Once it was running, I installed Docker, cloned the given repository, and built the Docker image. I then started it with a shell in order to explore the container.
The web app is a simple Django app with a single URL defined which simply renders the index.html template. It has the admin app installed, but it doesn't actually seem functional.
Once I had determined this, I wrote a simple Ansible playbook to deploy the container from scratch, including installing dependencies, pulling the latest Dockerfile, and building the container. I also added an entry to my Nginx configuration (at https://sysadmin-exercise.internal.ezri.dev/, accessible from the ITS building or USU VPN), as I consider HTTPS access to be a part of deploying a webapp unless told otherwise.

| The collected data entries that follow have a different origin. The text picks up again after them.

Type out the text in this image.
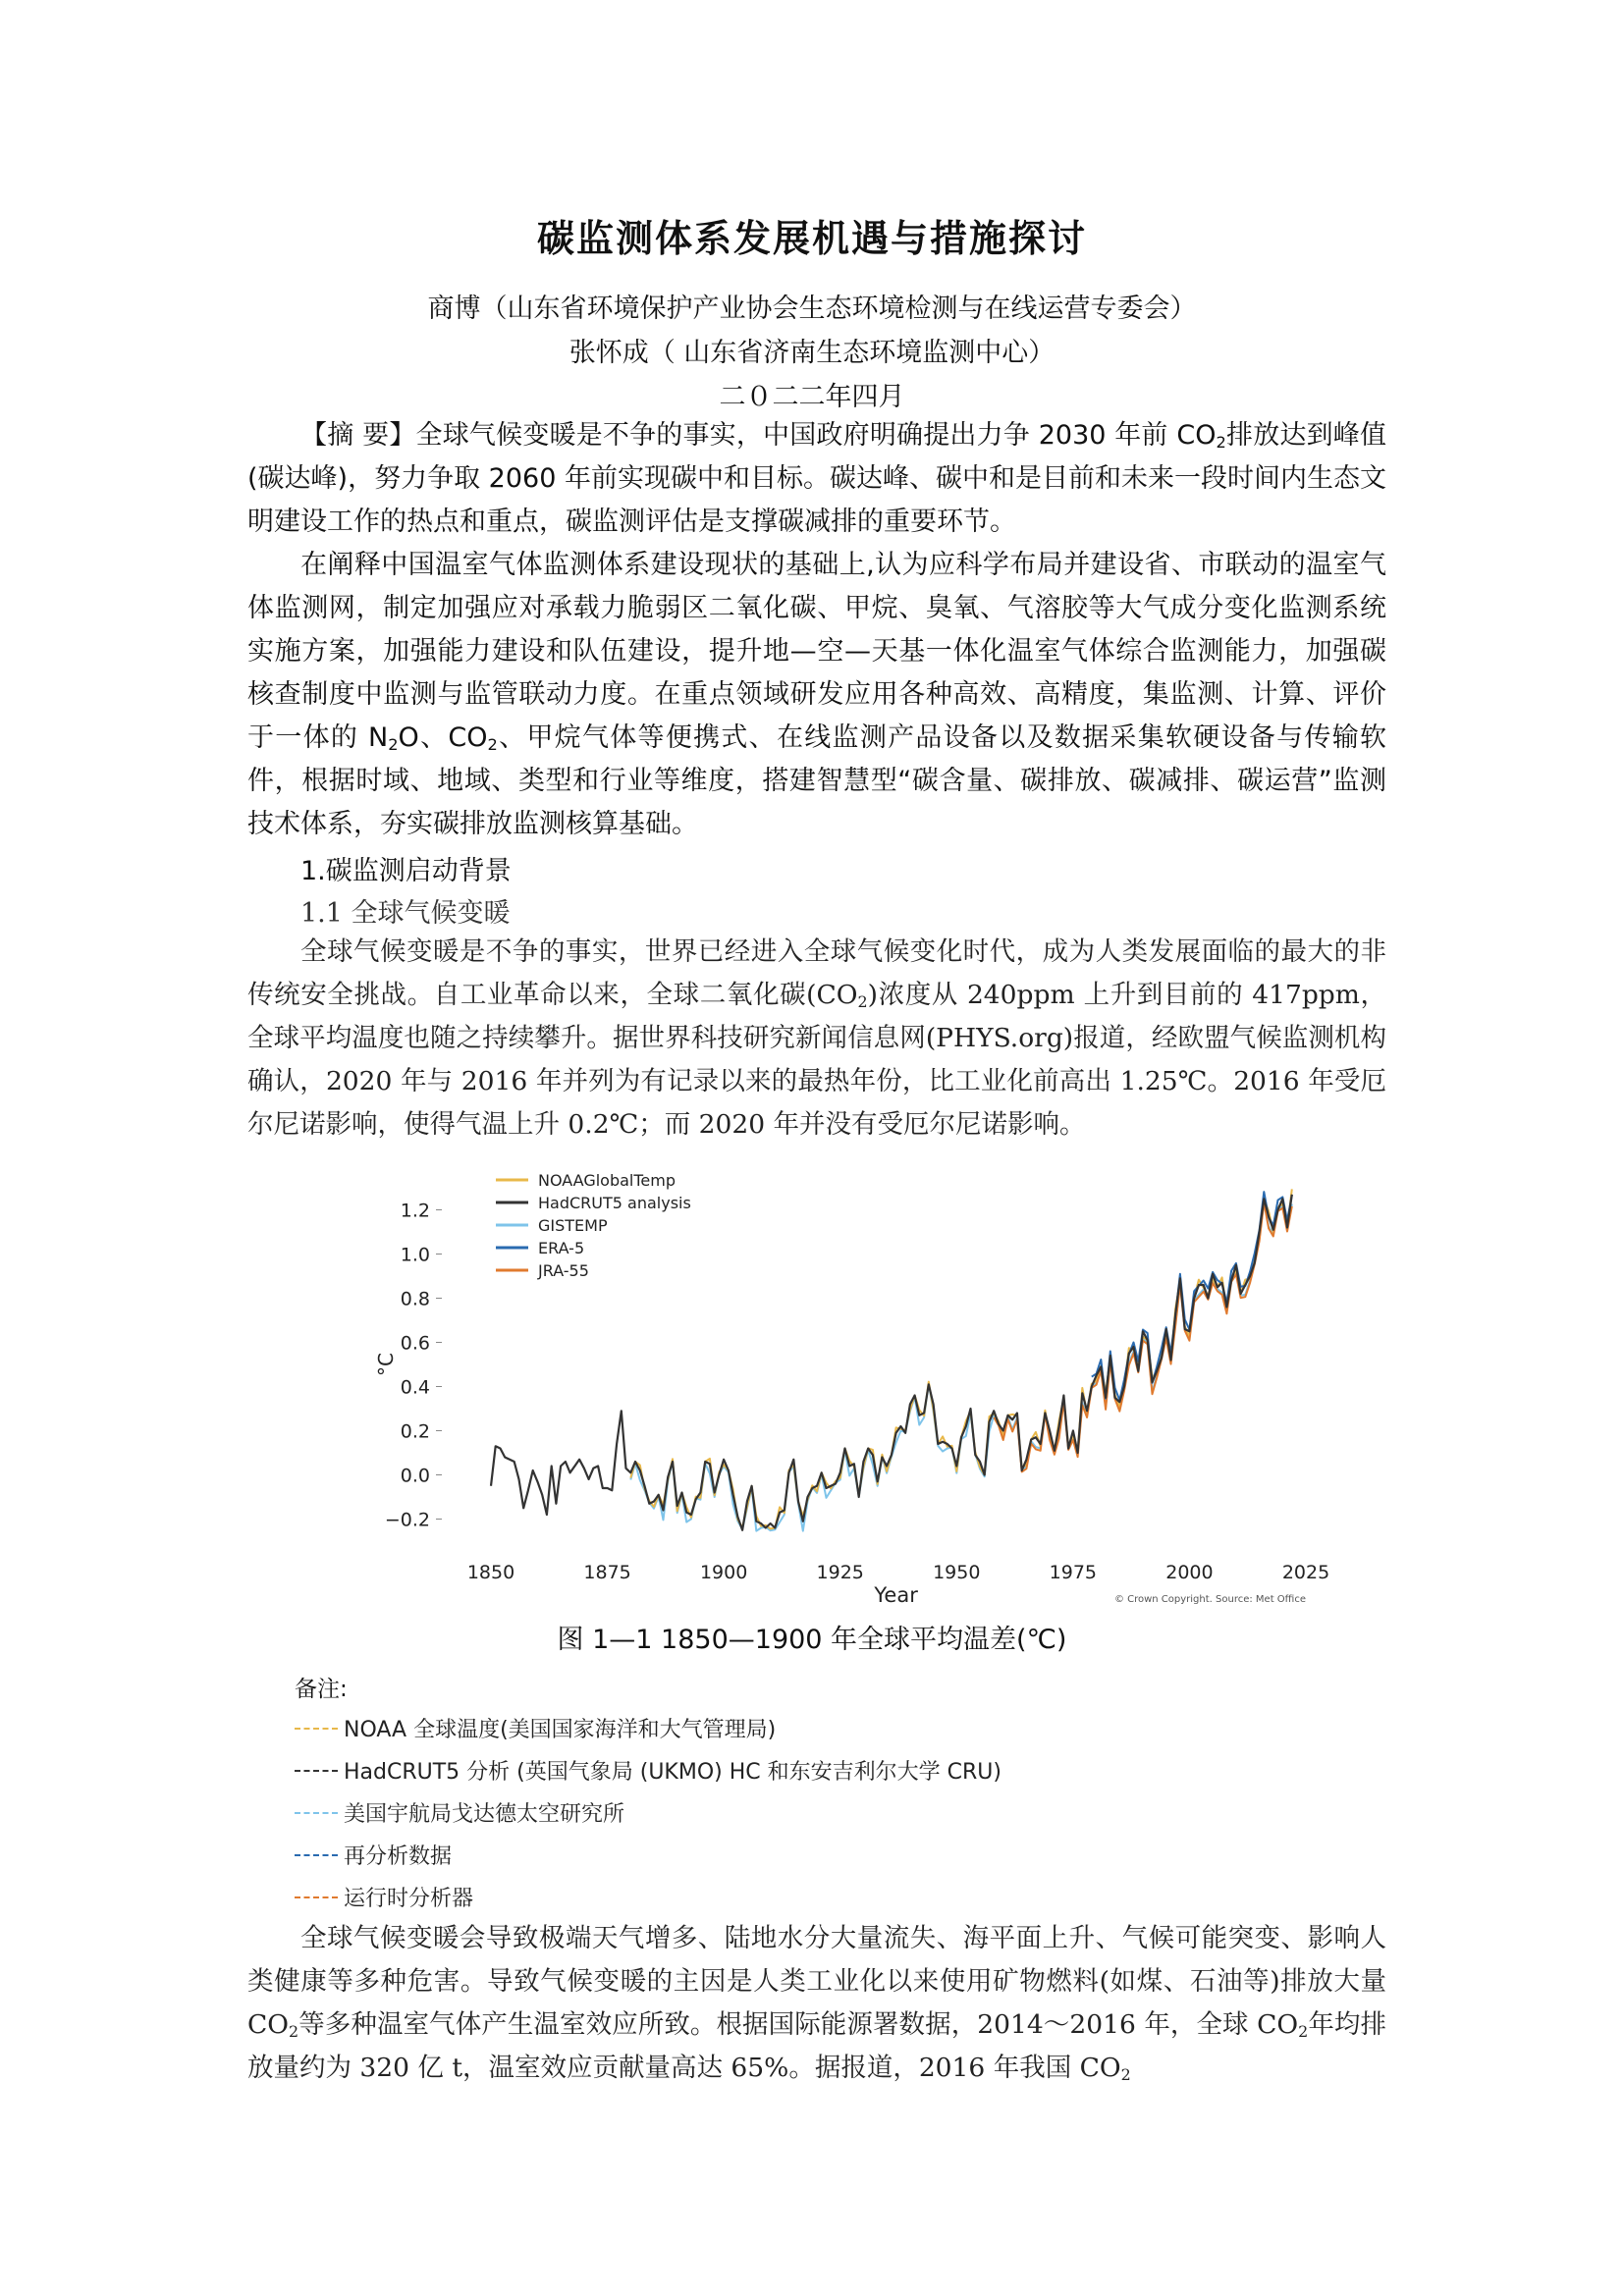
碳监测体系发展机遇与措施探讨
商博（山东省环境保护产业协会生态环境检测与在线运营专委会）
张怀成（ 山东省济南生态环境监测中心）
二０二二年四月
【摘 要】全球气候变暖是不争的事实，中国政府明确提出力争 2030 年前 $CO_2$排放达到峰值(碳达峰)，努力争取 2060 年前实现碳中和目标。碳达峰、碳中和是目前和未来一段时间内生态文明建设工作的热点和重点，碳监测评估是支撑碳减排的重要环节。
在阐释中国温室气体监测体系建设现状的基础上,认为应科学布局并建设省、市联动的温室气体监测网，制定加强应对承载力脆弱区二氧化碳、甲烷、臭氧、气溶胶等大气成分变化监测系统实施方案，加强能力建设和队伍建设，提升地—空—天基一体化温室气体综合监测能力，加强碳核查制度中监测与监管联动力度。在重点领域研发应用各种高效、高精度，集监测、计算、评价于一体的 $N_2O$、$CO_2$、甲烷气体等便携式、在线监测产品设备以及数据采集软硬设备与传输软件，根据时域、地域、类型和行业等维度，搭建智慧型“碳含量、碳排放、碳减排、碳运营”监测技术体系，夯实碳排放监测核算基础。
1.碳监测启动背景
1.1 全球气候变暖
全球气候变暖是不争的事实，世界已经进入全球气候变化时代，成为人类发展面临的最大的非传统安全挑战。自工业革命以来，全球二氧化碳$(CO_2)$浓度从 240ppm 上升到目前的 417ppm，全球平均温度也随之持续攀升。据世界科技研究新闻信息网(PHYS.org)报道，经欧盟气候监测机构确认，2020 年与 2016 年并列为有记录以来的最热年份，比工业化前高出 1.25℃。2016 年受厄尔尼诺影响，使得气温上升 0.2℃；而 2020 年并没有受厄尔尼诺影响。
−0.2
0.0
0.2
0.4
0.6
0.8
1.0
1.2
1850	1875	1900	1925	1950	1975	2000	2025
°C
Year	© Crown Copyright. Source: Met Office
NOAAGlobalTemp
HadCRUT5 analysis
GISTEMP
ERA-5
JRA-55
图 1—1 1850—1900 年全球平均温差(℃)
备注:
NOAA 全球温度(美国国家海洋和大气管理局)
HadCRUT5 分析 (英国气象局 (UKMO) HC 和东安吉利尔大学 CRU)
美国宇航局戈达德太空研究所
再分析数据
运行时分析器
全球气候变暖会导致极端天气增多、陆地水分大量流失、海平面上升、气候可能突变、影响人类健康等多种危害。导致气候变暖的主因是人类工业化以来使用矿物燃料(如煤、石油等)排放大量 $CO_2$等多种温室气体产生温室效应所致。根据国际能源署数据，2014～2016 年，全球 $CO_2$年均排放量约为 320 亿 t，温室效应贡献量高达 65%。据报道，2016 年我国 $CO_2$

I then visited the above site from my browser.
Tasks
- Create virtual machine in Proxmox hypervisor
- Install Debian
- Log into system, install Docker
- Clone repository
- Build container
- Run container with shell to explore filesystem
- Create Ansible role and playbook to deploy the container
- Add web entry to Nginx Ansible group variables
- Run ansible playbooks
- Visit website
Step 2 - Complete Additional Exercises
I completed three of these exersises (two Linux, one Python) and was honestly having fun with them so I decided to do all of the Linux and Python ones.
Linux Exercises
- Exercise 1: User Report
- Exercise 2: Watchdog Script
- Exercise 3: Remove an Invalid Character
- Exercise 4: Condition Testing
Python Exercises
As most of my experience with Python is in programming and scripting, I wrote these solutions as executable Python files. However, they are all short and simple enough that they can be executed from a REPL (such as ipython) without issue, and in fact this is mostly how I was testing them.